As

${\displaystyle \sin z=\frac{1}{2i}(e^{\mathrm{iz}}-e^{-\mathrm{iz}})=2}$

then, substituting $w=e^{\mathrm{iz}}$, we have

${\displaystyle w-\frac{1}{w}=4i.}$

So $w^2-4\mathrm{iw}-1=0$ and the solutions of this quadratic equation are:

${\displaystyle w=e^{\mathrm{iz}}=\frac{4i\pm \sqrt{-}12}{2}=i(2\pm \sqrt{3}).}$

Taking logarithms gives

${\displaystyle \mathrm{iz}={\log }_{e}i(2\pm \sqrt{3})={\log }_{e}i+{\log }_e(2\pm \sqrt{3})=i\frac{\pi }{2}+{\log }_e(2\pm \sqrt{3}).}$

Dividing by $i$ gives the solutions $z=\frac{\pi }{2}-i{\log }_e(2\pm \sqrt{3})$ but since $\sin z$ is periodic with period $2\pi$ the set of all solutions is given by

${\displaystyle z=\frac{\pi }{2}-i\log (2\pm \sqrt{3})+2n\pi .}$

[Editor's note:

The same method works to give solutions for $\sin z=a$ where $a$ is any complex number.

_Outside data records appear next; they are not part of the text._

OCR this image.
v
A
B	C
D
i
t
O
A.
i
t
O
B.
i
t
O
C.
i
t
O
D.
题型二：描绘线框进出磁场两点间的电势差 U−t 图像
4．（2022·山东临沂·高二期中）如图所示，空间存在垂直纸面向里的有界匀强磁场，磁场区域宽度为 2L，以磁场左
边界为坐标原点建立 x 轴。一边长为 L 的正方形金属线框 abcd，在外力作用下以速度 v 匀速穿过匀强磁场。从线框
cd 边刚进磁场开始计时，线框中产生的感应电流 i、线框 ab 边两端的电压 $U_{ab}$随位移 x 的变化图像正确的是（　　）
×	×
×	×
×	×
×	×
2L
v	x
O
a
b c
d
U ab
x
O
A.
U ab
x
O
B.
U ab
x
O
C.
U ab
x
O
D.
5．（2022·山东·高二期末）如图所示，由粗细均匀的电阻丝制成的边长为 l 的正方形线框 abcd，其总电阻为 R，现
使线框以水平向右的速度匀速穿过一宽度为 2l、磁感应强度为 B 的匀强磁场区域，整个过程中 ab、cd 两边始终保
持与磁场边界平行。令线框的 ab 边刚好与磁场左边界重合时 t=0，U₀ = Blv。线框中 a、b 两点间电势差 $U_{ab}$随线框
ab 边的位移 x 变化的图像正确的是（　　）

The step in the solution above ${\log }_{e}i=\frac{\pi }{2}$ follows from the definition of the complex logarithm function using $|i|=1$ and $\arg i=\frac{\pi }{2}$. The logarithms of $z$ are the numbers $\lambda$ such that $e^{\lambda }=z$, that is:

${\displaystyle \lambda =\log |z|+i(\arg z+2\pi n)}$

for integer $n$ . It is easy to check:

${\displaystyle e^{\log |z|+i(\arg z+2\pi n)}=e^{\log |z|}\times e^{i\arg z}\times e^{2\pi \mathrm{ni}}=|z|e^{i\arg z}=z}$

giving the complex number $z$ in modulus-argument form. Every complex number has infinitely many complex logarithms each differing by an integer multiple of $2\pi i$ because $e^{2\pi \mathrm{ni}}=1$.]